Boris Yelensky (February 17, 1889 – June 18, 1974) was a Russian anarchist propagandist from the early 20th century. Born in Russia in 1889, he participated in the 1905 Revolution, later migrating to the US, returning to take part in the 1917 Revolution and migrating once more to the US. Once there, he became a prominent figure in the anarchism movement, particularly in the Anarchist Red Cross in Chicago.

==Life==

===Early years===
Boris Yelensky was born in Krasnodar, Russia in 1889, near Novorosisk on the Black Sea in the Russian Empire. Born to a capmaker father, he attended a Russian primary school, and worked for his father as a young boy. His family was Jewish, but did not practice Judaism, and Boris did not learn to speak or write Yiddish as a child.

===Activism===
He began reading socialist literature at the age of 12, joining the Union of Socialists-Revolutionaries Maximalists and participating in the 1905 botched revolution. Due to repressive pressure (allegedly by the Ohrana), he emigrated to Philadelphia in 1907, joining the Union of Russian Workers and the Radical Library (a branch of the Workmen's Circle) shortly thereafter. With Morris Beresin they were two of the founders of the Black Red Cross. In Philadelphia, he met and married Bessie, who became his lifelong partner. He also learned English and Yiddish once in America.

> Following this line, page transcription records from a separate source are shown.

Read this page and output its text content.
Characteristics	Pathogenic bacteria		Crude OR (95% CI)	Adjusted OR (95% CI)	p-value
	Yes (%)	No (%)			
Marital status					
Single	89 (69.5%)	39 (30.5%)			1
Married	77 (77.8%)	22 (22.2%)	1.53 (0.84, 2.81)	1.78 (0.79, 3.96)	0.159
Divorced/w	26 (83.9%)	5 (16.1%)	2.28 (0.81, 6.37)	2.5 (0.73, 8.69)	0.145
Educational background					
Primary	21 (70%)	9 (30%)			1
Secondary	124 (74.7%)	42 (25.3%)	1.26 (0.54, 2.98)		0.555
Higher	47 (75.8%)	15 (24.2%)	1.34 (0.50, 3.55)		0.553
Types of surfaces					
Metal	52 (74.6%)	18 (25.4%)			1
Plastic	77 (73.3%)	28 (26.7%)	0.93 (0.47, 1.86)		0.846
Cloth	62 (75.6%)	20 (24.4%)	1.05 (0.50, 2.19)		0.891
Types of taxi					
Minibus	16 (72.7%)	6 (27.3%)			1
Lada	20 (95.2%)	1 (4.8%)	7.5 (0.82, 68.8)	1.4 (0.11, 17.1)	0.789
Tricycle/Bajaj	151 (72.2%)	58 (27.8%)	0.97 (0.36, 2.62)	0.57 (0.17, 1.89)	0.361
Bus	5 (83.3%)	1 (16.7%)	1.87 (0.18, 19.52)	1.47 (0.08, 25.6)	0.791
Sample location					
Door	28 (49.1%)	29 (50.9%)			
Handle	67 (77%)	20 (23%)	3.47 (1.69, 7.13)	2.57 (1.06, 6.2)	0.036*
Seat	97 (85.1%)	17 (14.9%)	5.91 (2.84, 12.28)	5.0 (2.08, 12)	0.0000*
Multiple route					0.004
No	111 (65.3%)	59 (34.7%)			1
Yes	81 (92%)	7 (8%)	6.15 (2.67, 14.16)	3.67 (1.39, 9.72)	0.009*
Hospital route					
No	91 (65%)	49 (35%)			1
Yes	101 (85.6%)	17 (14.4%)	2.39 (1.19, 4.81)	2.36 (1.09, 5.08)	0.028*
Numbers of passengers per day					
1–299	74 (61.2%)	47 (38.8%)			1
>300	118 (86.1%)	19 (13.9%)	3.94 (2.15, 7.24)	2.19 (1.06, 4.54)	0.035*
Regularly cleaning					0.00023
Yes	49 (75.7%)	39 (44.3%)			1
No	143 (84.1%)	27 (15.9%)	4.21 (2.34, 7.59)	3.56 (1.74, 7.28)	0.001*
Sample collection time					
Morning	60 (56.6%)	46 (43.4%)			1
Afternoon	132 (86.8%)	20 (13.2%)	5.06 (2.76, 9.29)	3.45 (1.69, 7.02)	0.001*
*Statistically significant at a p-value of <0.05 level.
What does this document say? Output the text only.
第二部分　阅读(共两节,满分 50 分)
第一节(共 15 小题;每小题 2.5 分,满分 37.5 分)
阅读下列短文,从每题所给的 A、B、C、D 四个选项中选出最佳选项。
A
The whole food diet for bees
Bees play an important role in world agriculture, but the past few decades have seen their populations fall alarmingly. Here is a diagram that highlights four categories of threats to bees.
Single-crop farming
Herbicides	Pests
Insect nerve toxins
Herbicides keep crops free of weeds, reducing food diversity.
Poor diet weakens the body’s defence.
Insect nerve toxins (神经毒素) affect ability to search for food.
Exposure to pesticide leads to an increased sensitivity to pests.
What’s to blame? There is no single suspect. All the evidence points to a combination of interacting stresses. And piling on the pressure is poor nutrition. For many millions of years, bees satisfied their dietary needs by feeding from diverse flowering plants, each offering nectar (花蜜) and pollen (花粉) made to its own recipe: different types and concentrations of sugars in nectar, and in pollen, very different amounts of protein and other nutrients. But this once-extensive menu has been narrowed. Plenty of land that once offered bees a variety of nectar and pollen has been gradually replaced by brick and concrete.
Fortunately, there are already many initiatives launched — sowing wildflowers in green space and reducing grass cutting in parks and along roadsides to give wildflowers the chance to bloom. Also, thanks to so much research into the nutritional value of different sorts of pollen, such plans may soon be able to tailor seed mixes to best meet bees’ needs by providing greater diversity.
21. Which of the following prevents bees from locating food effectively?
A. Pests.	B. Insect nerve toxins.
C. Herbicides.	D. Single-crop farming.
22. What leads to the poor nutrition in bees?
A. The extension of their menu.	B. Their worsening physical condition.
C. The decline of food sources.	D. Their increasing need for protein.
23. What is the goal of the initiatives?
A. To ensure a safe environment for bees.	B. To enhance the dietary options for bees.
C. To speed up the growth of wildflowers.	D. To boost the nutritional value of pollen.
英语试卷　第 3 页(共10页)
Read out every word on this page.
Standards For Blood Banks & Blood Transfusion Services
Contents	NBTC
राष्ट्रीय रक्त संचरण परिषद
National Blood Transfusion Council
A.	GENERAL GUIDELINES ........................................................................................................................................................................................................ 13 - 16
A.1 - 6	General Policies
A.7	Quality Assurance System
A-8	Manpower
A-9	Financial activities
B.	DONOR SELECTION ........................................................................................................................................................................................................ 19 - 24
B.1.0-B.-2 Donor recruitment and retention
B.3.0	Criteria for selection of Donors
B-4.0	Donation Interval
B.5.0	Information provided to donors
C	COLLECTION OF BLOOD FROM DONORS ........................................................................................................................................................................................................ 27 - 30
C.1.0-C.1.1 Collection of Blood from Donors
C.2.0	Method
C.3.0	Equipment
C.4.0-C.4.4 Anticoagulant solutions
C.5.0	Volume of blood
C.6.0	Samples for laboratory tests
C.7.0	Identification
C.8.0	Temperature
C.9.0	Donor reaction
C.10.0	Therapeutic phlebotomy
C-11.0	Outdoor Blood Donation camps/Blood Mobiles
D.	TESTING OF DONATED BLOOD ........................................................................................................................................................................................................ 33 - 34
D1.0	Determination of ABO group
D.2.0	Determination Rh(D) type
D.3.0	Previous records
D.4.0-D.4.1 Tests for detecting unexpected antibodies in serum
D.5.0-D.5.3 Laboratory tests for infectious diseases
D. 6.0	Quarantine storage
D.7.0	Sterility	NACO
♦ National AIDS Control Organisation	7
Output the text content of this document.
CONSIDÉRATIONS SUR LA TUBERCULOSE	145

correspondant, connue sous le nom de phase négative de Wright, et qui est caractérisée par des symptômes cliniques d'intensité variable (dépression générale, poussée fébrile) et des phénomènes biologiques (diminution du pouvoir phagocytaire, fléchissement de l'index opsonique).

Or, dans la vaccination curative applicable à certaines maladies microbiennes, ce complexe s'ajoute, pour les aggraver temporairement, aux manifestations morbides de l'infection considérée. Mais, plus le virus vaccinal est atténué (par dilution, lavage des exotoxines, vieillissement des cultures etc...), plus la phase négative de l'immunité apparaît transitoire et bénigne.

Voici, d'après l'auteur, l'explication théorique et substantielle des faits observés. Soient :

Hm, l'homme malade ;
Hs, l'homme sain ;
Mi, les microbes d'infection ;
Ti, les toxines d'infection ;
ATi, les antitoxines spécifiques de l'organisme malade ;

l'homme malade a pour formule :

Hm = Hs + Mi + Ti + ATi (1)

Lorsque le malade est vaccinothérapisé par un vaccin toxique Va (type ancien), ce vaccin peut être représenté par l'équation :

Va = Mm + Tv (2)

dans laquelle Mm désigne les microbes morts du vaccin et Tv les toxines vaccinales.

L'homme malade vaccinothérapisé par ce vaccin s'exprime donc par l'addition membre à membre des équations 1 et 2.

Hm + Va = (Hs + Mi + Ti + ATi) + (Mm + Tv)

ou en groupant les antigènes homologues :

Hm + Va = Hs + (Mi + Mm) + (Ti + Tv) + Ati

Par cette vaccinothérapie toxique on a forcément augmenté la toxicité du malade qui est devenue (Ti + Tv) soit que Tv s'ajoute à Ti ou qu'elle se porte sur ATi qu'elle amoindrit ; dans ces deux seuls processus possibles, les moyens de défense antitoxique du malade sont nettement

Travelling to Chicago in 1913, he became the Chicago chapter secretary of the Anarchist Red Cross until 1917; in May that year he travelled to Russia via Japan-Siberia with other members of Golos truda. Hundreds of anarchists left via that same route to participate in the revolution. He was present during the October Revolution, and active in the factory committee movement in Novorossijsk. During his stay in Russia, he was imprisoned twice. He left Russia with his family in 1922, being banned from the USSR in 1923, and deported as a US citizen; he remained secretary of the Russian Political Relief Committee in 1924–1925.

Settling in Chicago once more, he led the Chicago Aid Fund for eleven years, from 1925 on, during which time he formed a section of the Relief Fund of the International Workingmen's Association for Anarchists and Anarcho-Syndicalists Imprisoned and Exiled in Russia. He participated in the new Free Society, running it until 1957. He was also active in the Alexander Berkman Aid Fund from 1936 to 1957, serving as its secretary general. Yelensky also ran several committees initiated by the former organizations, such as the Maximoff Memorial Publication Committee.

In 1937, he organized the 50th anniversary memorial of the Haymarket affair. When the Spanish Civil War broke out, he raised funds for the CNT-FAI through Maximiliano Olay's intermediation.

During the Second World War and immediately afterwards, he offered assistance to victims of the war through his European contacts, sending parcels through CARE.

Yelensky wrote proficiently, and the International Institute of Social History in Amsterdam houses his complete archive, including articles he wrote under his pseudonym Berl Kavkazer.

==Death==
In 1959, he moved with his wife to Miami, becoming secretary of the Simon Farber Memorial Fund. He died of cancer in June, 1974. He is interred in the German Waldheim Cemetery, close to where Harry Kelly and other prominent anarchists are buried.

==Publications==
Boris Yalensky published a series of texts during his lifetime, including in publications Golos truzhenika (Chicago, 1918–1927), Delo truda probuzhdenie (New York, 1940–1963), Freie Arbeiter Stimme (New york, 1890–1977), Dos Fraye Vort, Industrial Worker, Freedom (New York, 1919) and The Match! (Tucson, 1969-). However, he is most notable for two works: his published letters, the Boris Yelensky papers, 1939-1975, which consists of a series of letters (including to Lucy Parsons), essays, novels, and memoirs, including photographs; and In the Struggle for Equality, a history of the Anarchist Red Cross.